Energy storage in multifunctional composites: Structural Energy Storage

Energy storage in multifunctional composites: Structural Energy Storage

Application of carbon fiber reinforced composite (CFRC) as light structural material in transport industry has been growing during the last 20 years because their unique combination of high specific stiffness and strength as well as toughness. Although aerospace applications is the main receptor of these materials, new commercial aircraft structures are made with more than 50 % in volume of CFRC, other transport systems (automotive, train, etc.) are also introducing CFRC in their vehicle structures. For example, necessity of lighter structures for electric cars has conducted to increase the composite components in them.
This research proposal is related with the development of multifunctional composites which, maintaining their structural properties, acquire the capability of energy storage. For it, the structural composite could be transformed into a supercapacitator. Structural laminate composites have a similar architecture as supercapacitors; for example: carbon fiber layers can behave as conductive parallel plates parallel separated by a thin resin film, which could act as a membrane allowing diffusion of ions but not flow of electrons. For it, two main objectives will be considered:

1) To increase the specific surface areas (SSA) of carbon fibers (CF) to behave as electrodes without loss of mechanical properties. For it, strategies (sizing and direct growth) based on addition of carbon nanotubes and/or graphene on the carbon fiber surface will be tested. Surface, mechanical and electrochemical characterization of modified carbon fiber will be carried out.
2) To develop a polymeric matrix that allows ionic diffusion but keeping the necessary stiffness for its application in CFRC structures. One strategy to be tested will consist in preparing blends of ionic liquids and structural epoxies that segregate and form two interpenetrating networks.

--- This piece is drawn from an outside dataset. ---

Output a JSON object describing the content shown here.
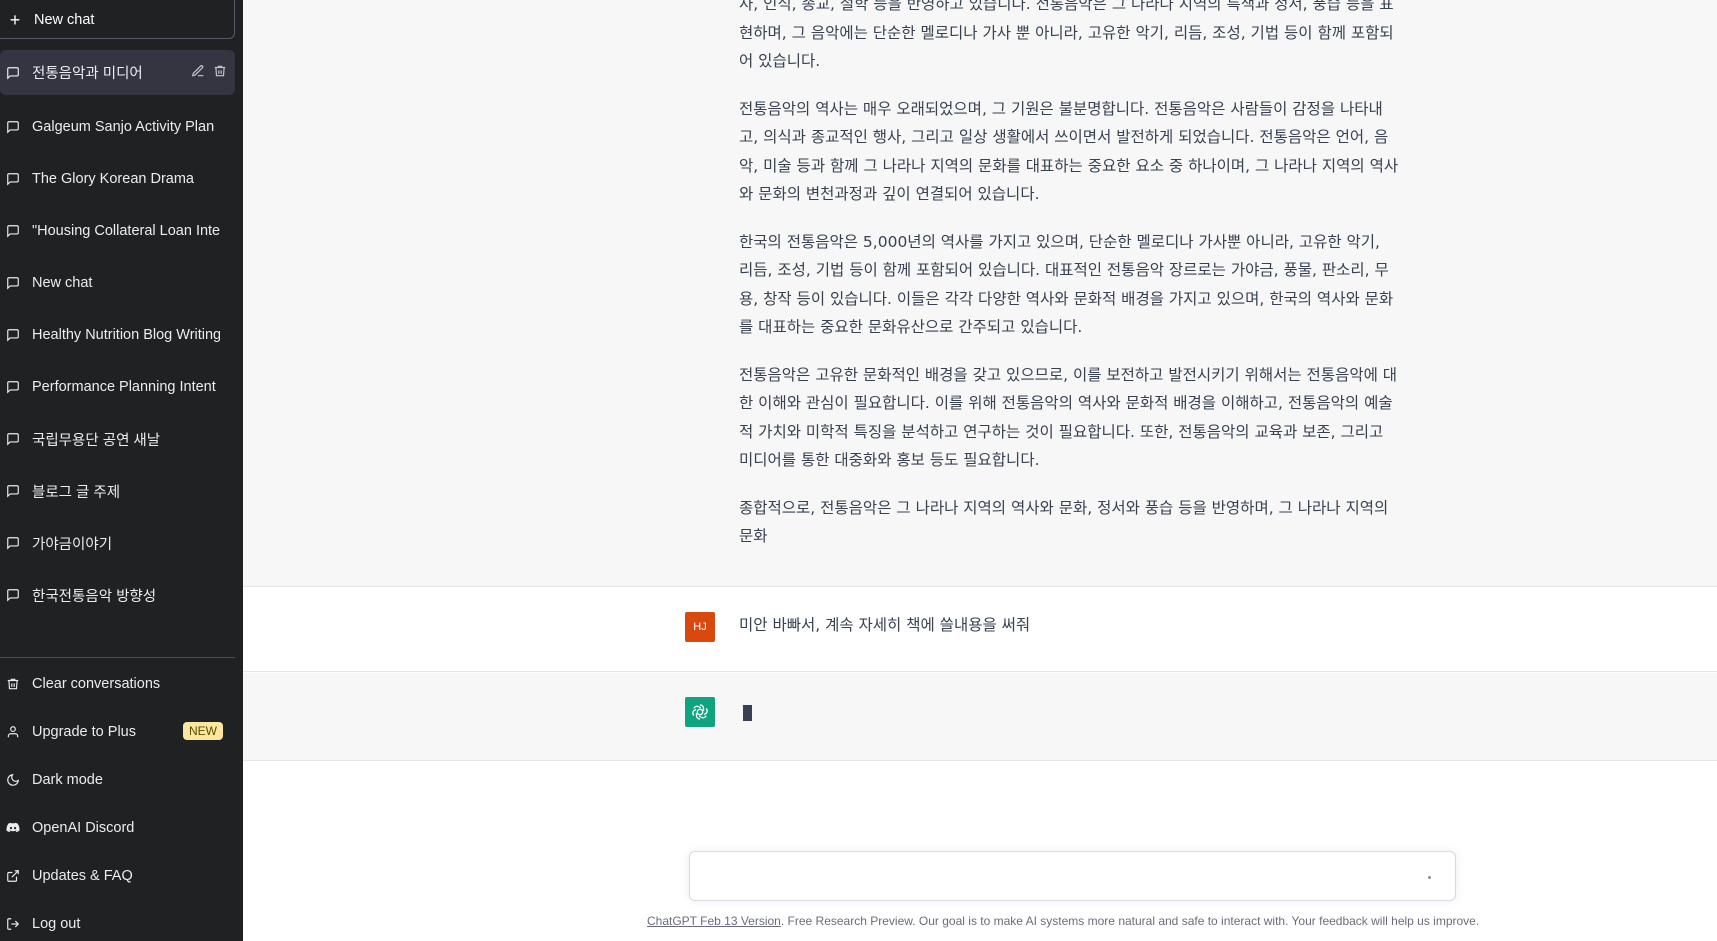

Our research group has previous experience on developing multifunctional composite by means the incorporation of carbon nanostructures (carbon nanotubes and graphene) into the CFRC. Composites with high electric conductivity for structural health monitoring, light-strike protection or anti-icing/de-icing applications have been developed. This route will be also explored in this proposal considering the direct growing or deposition of CNT and/or graphene on CF for increasing SSA with minimum degradation of mechanical properties. On the other hand, the application of solid polymer electrolytes (SPE) as matrix for structural composites could be also studied, although it could be necessary to increase their stiffness for structural applications. Beside, most polymers exhibit fluctuations in ionic transport when are subjected to environmental conditions, such as humidity. Studies on the capability of SPE to maintain operational integrity underwater or in wet/humid conditions will be also carried out.
The final objective of this proposal will be contribute to develop the technologies necessary for the future electric aircraft and automobiles; them it contributes to the thematic area “Energy efficiency & renewable energy: Smart transportation & mobility” although it is also related with “Smart energy systems: Energy storage”.